After witnessing the negative impact the recent recession had on her banking customers, Nabila Wadwani became a loan officer with Chase.
“What inspires me most about lending is the ability to make a difference in a person’s life and financial health,” she says. Although she has an MBA in business finance from Keller School of Business, the most valuable education she received was witnessing the work ethic of her immigrant parents who balanced multiple jobs to give her a good life. “They demonstrated daily to take pride in doing the best job possible, as opposed to being proud of having the best job possible,” she says. “They made a home for us in the U.S. and showed me that homeownership was the cornerstone of the American Dream.”
At Chase, her primary focus is first-time homebuyers, specifically East Asian immigrants.
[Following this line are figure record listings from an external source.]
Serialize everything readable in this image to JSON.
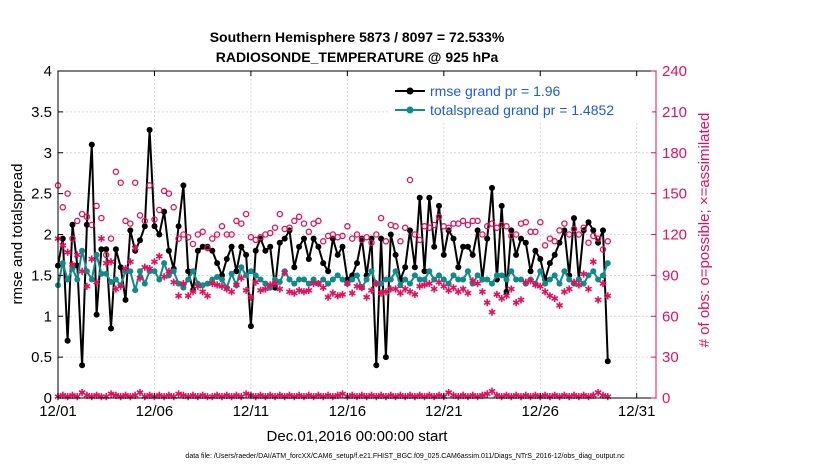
{
  "chart_data": {
    "type": "line",
    "title": "Southern Hemisphere 5873 / 8097 = 72.533%",
    "subtitle": "RADIOSONDE_TEMPERATURE @ 925 hPa",
    "xlabel": "Dec.01,2016 00:00:00 start",
    "ylabel": "rmse and totalspread",
    "ylabel_right": "# of obs: o=possible; ×=assimilated",
    "footnote": "data file: /Users/raeder/DAI/ATM_forcXX/CAM6_setup/f.e21.FHIST_BGC.f09_025.CAM6assim.011/Diags_NTrS_2016-12/obs_diag_output.nc",
    "xlim": [
      1,
      32
    ],
    "ylim": [
      0,
      4
    ],
    "ylim_right": [
      0,
      240
    ],
    "x_ticks": [
      1,
      6,
      11,
      16,
      21,
      26,
      31
    ],
    "x_tick_labels": [
      "12/01",
      "12/06",
      "12/11",
      "12/16",
      "12/21",
      "12/26",
      "12/31"
    ],
    "y_ticks": [
      "0",
      "0.5",
      "1",
      "1.5",
      "2",
      "2.5",
      "3",
      "3.5",
      "4"
    ],
    "y_ticks_right": [
      "0",
      "30",
      "60",
      "90",
      "120",
      "150",
      "180",
      "210",
      "240"
    ],
    "legend": {
      "position": "top-right",
      "entries": [
        "rmse grand pr = 1.96",
        "totalspread grand pr = 1.4852"
      ]
    },
    "colors": {
      "rmse": "#000000",
      "spread": "#108a8a",
      "obs": "#e0115f",
      "legend_text": "#1f5bd6"
    },
    "step": 0.25,
    "rmse": [
      1.62,
      1.95,
      0.7,
      2.12,
      1.62,
      0.4,
      2.12,
      3.1,
      1.02,
      1.82,
      1.82,
      0.85,
      1.82,
      1.6,
      1.2,
      2.05,
      1.8,
      1.93,
      2.1,
      3.28,
      2.1,
      2.0,
      2.28,
      1.8,
      1.58,
      2.1,
      2.6,
      1.55,
      1.32,
      1.8,
      1.85,
      1.85,
      1.8,
      1.65,
      1.5,
      1.7,
      1.85,
      1.55,
      1.85,
      1.75,
      0.88,
      1.8,
      1.95,
      1.8,
      1.85,
      1.35,
      1.9,
      1.95,
      2.05,
      1.6,
      1.85,
      1.95,
      1.7,
      1.95,
      1.85,
      1.65,
      1.55,
      1.95,
      1.75,
      1.85,
      1.45,
      1.5,
      1.65,
      1.95,
      1.5,
      1.95,
      0.4,
      1.95,
      0.5,
      2.0,
      1.75,
      1.45,
      1.6,
      2.05,
      1.6,
      2.45,
      1.55,
      2.45,
      1.85,
      2.35,
      1.75,
      2.05,
      1.95,
      1.6,
      1.85,
      1.85,
      1.75,
      2.05,
      1.45,
      1.95,
      2.57,
      1.45,
      2.35,
      1.3,
      2.05,
      1.75,
      1.95,
      1.9,
      1.55,
      1.8,
      1.7,
      1.45,
      1.65,
      1.75,
      1.9,
      2.05,
      1.5,
      2.2,
      1.45,
      2.05,
      2.15,
      2.05,
      1.9,
      2.05,
      0.45
    ],
    "spread": [
      1.38,
      1.65,
      1.45,
      1.58,
      1.45,
      1.8,
      1.55,
      1.45,
      1.75,
      1.52,
      1.52,
      1.42,
      1.45,
      1.38,
      1.55,
      1.55,
      1.32,
      1.55,
      1.4,
      1.55,
      1.55,
      1.45,
      1.65,
      1.5,
      1.55,
      1.4,
      1.35,
      1.45,
      1.55,
      1.4,
      1.38,
      1.4,
      1.45,
      1.48,
      1.45,
      1.35,
      1.52,
      1.38,
      1.6,
      1.5,
      1.55,
      1.5,
      1.45,
      1.4,
      1.35,
      1.45,
      1.42,
      1.55,
      1.45,
      1.4,
      1.45,
      1.45,
      1.4,
      1.45,
      1.4,
      1.45,
      1.4,
      1.45,
      1.5,
      1.45,
      1.4,
      1.45,
      1.5,
      1.35,
      1.45,
      1.55,
      1.4,
      1.4,
      1.45,
      1.45,
      1.55,
      1.38,
      1.45,
      1.4,
      1.5,
      1.45,
      1.45,
      1.55,
      1.45,
      1.5,
      1.45,
      1.4,
      1.5,
      1.45,
      1.45,
      1.55,
      1.4,
      1.5,
      1.45,
      1.45,
      1.4,
      1.5,
      1.5,
      1.45,
      1.55,
      1.45,
      1.45,
      1.4,
      1.45,
      1.4,
      1.55,
      1.4,
      1.45,
      1.5,
      1.4,
      1.55,
      1.45,
      1.4,
      1.45,
      1.4,
      1.5,
      1.55,
      1.45,
      1.5,
      1.65
    ],
    "obs_possible": [
      156,
      140,
      150,
      117,
      130,
      135,
      133,
      127,
      141,
      132,
      105,
      117,
      166,
      158,
      130,
      128,
      158,
      134,
      130,
      156,
      131,
      138,
      152,
      150,
      140,
      117,
      120,
      118,
      113,
      120,
      122,
      110,
      117,
      120,
      126,
      120,
      120,
      130,
      128,
      135,
      118,
      116,
      118,
      120,
      121,
      125,
      135,
      124,
      125,
      130,
      133,
      128,
      122,
      128,
      130,
      115,
      119,
      120,
      118,
      119,
      126,
      117,
      120,
      116,
      118,
      114,
      120,
      132,
      115,
      127,
      126,
      115,
      125,
      160,
      120,
      116,
      126,
      125,
      127,
      133,
      126,
      125,
      128,
      128,
      130,
      127,
      130,
      130,
      120,
      126,
      128,
      125,
      127,
      126,
      119,
      120,
      128,
      129,
      122,
      122,
      129,
      112,
      117,
      115,
      123,
      128,
      120,
      124,
      120,
      125,
      114,
      119,
      117,
      109,
      115
    ],
    "obs_assimilated": [
      117,
      112,
      107,
      98,
      105,
      93,
      82,
      102,
      85,
      117,
      99,
      100,
      80,
      82,
      95,
      100,
      110,
      88,
      96,
      95,
      100,
      104,
      89,
      93,
      85,
      75,
      84,
      75,
      78,
      82,
      78,
      75,
      84,
      83,
      82,
      80,
      78,
      83,
      88,
      79,
      74,
      85,
      79,
      80,
      83,
      84,
      80,
      92,
      78,
      77,
      79,
      78,
      79,
      84,
      84,
      81,
      74,
      77,
      75,
      76,
      84,
      77,
      82,
      81,
      74,
      79,
      84,
      77,
      78,
      80,
      80,
      77,
      80,
      78,
      76,
      82,
      83,
      84,
      80,
      85,
      82,
      79,
      81,
      78,
      80,
      77,
      86,
      84,
      78,
      70,
      63,
      76,
      73,
      75,
      80,
      70,
      72,
      85,
      86,
      83,
      82,
      78,
      75,
      73,
      68,
      78,
      80,
      85,
      83,
      91,
      80,
      100,
      72,
      84,
      75
    ],
    "obs_assimilated_bottom": [
      1,
      2,
      1,
      2,
      1,
      4,
      2,
      1,
      2,
      1,
      1,
      3,
      2,
      1,
      2,
      1,
      2,
      4,
      1,
      2,
      1,
      2,
      1,
      2,
      1,
      3,
      2,
      1,
      2,
      1,
      2,
      1,
      1,
      2,
      1,
      2,
      1,
      2,
      1,
      3,
      2,
      1,
      2,
      1,
      2,
      1,
      2,
      1,
      2,
      1,
      2,
      1,
      2,
      1,
      2,
      1,
      2,
      1,
      2,
      3,
      1,
      2,
      1,
      2,
      1,
      2,
      1,
      2,
      1,
      2,
      1,
      2,
      1,
      2,
      1,
      2,
      1,
      2,
      1,
      2,
      1,
      4,
      2,
      1,
      2,
      1,
      2,
      1,
      2,
      3,
      5,
      2,
      1,
      2,
      1,
      2,
      1,
      2,
      1,
      2,
      1,
      2,
      1,
      2,
      1,
      2,
      1,
      2,
      1,
      2,
      1,
      2,
      4,
      2,
      1
    ]
  }
}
She relates to clients on a personal level because of their shared experience. “After nine years, I have developed deep ties with this community,” she says. “It helps me to anticipate and understand the challenges many of them face when applying for a mortgage.”
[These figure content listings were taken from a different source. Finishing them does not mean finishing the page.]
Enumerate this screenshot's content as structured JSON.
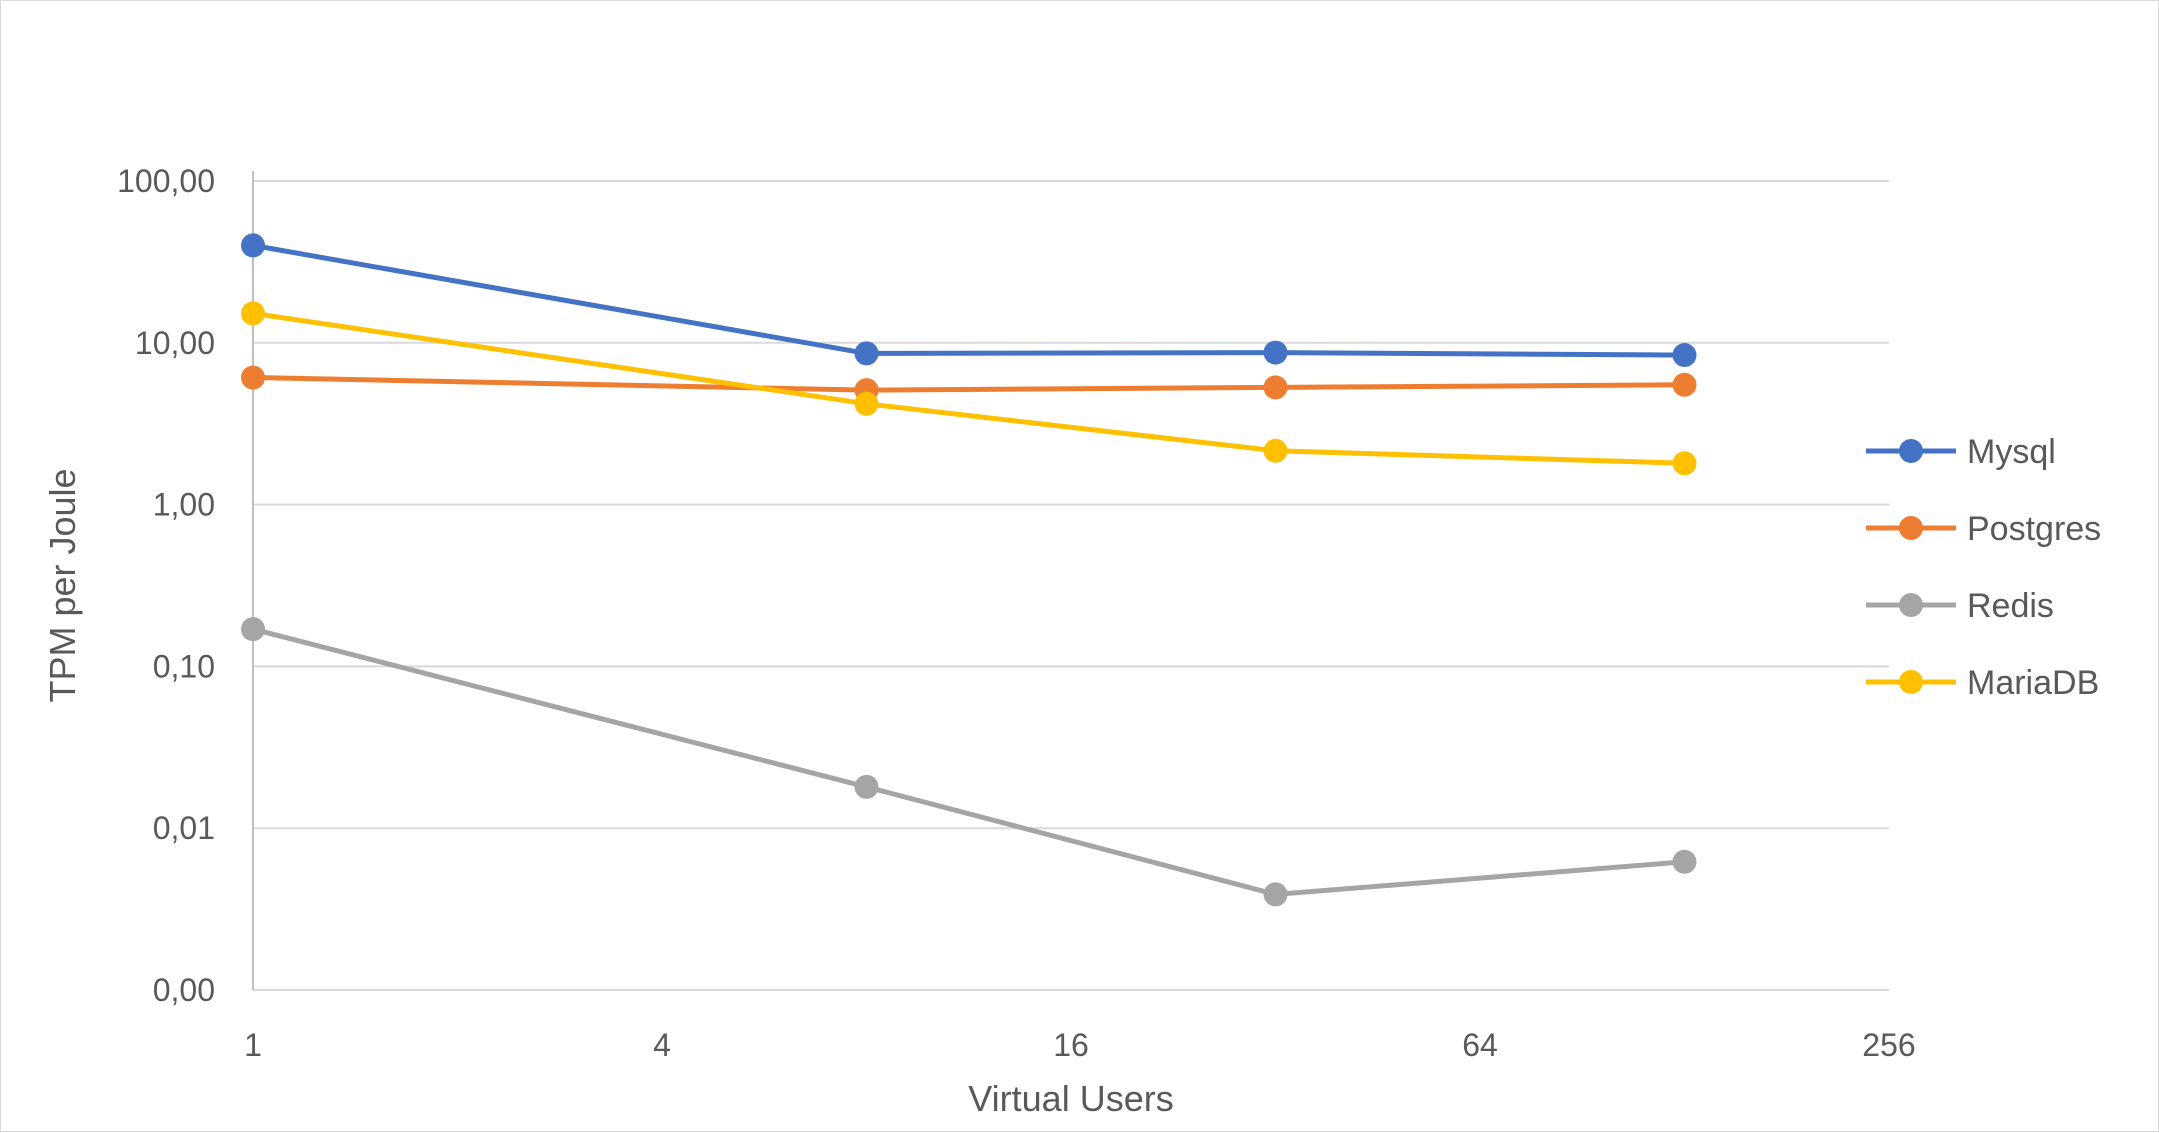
{
  "chart_data": {
    "type": "line",
    "xlabel": "Virtual Users",
    "ylabel": "TPM per Joule",
    "x_scale": "log2",
    "y_scale": "log10",
    "xlim": [
      1,
      256
    ],
    "ylim": [
      0.001,
      100
    ],
    "x_ticks": [
      1,
      4,
      16,
      64,
      256
    ],
    "x_tick_labels": [
      "1",
      "4",
      "16",
      "64",
      "256"
    ],
    "y_ticks": [
      0.001,
      0.01,
      0.1,
      1,
      10,
      100
    ],
    "y_tick_labels": [
      "0,00",
      "0,01",
      "0,10",
      "1,00",
      "10,00",
      "100,00"
    ],
    "grid": "horizontal",
    "legend": "right",
    "x": [
      1,
      8,
      32,
      128
    ],
    "series": [
      {
        "name": "Mysql",
        "color": "#4472C4",
        "values": [
          40,
          8.6,
          8.7,
          8.4
        ]
      },
      {
        "name": "Postgres",
        "color": "#ED7D31",
        "values": [
          6.1,
          5.1,
          5.3,
          5.5
        ]
      },
      {
        "name": "Redis",
        "color": "#A5A5A5",
        "values": [
          0.17,
          0.018,
          0.0039,
          0.0062
        ]
      },
      {
        "name": "MariaDB",
        "color": "#FFC000",
        "values": [
          15.2,
          4.2,
          2.15,
          1.8
        ]
      }
    ]
  }
}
Before making assumptions about products and pricing, she takes time to understand clients’ needs and wants. That way, she can determine their qualifications and prevent any surprises down the line.
Many of Wadwani’s clients are self-employed, receive gift funds or have difficulty proving income. “They look to me to understand their financial situation and advocate for them,” she says. The best part of her job is when a client has finally signed all of their documents and gets the keys to their new home. “All of the stress and anxiety is worth the gratitude and joy of ownership exhibited by clients at closing,” she says.
Wadwani continues to strive for the best and to make her parents proud and show them that their hard work was worth it. Volunteering is engrained in her culture, and she continues that by helping out at her religious center. “I believe it is the duty of each individual to give back to the community in whatever way or form is convenient for them,” she says. “This will lead to the creation of a society that is more united and strong and willing to help one another without any ulterior motives.”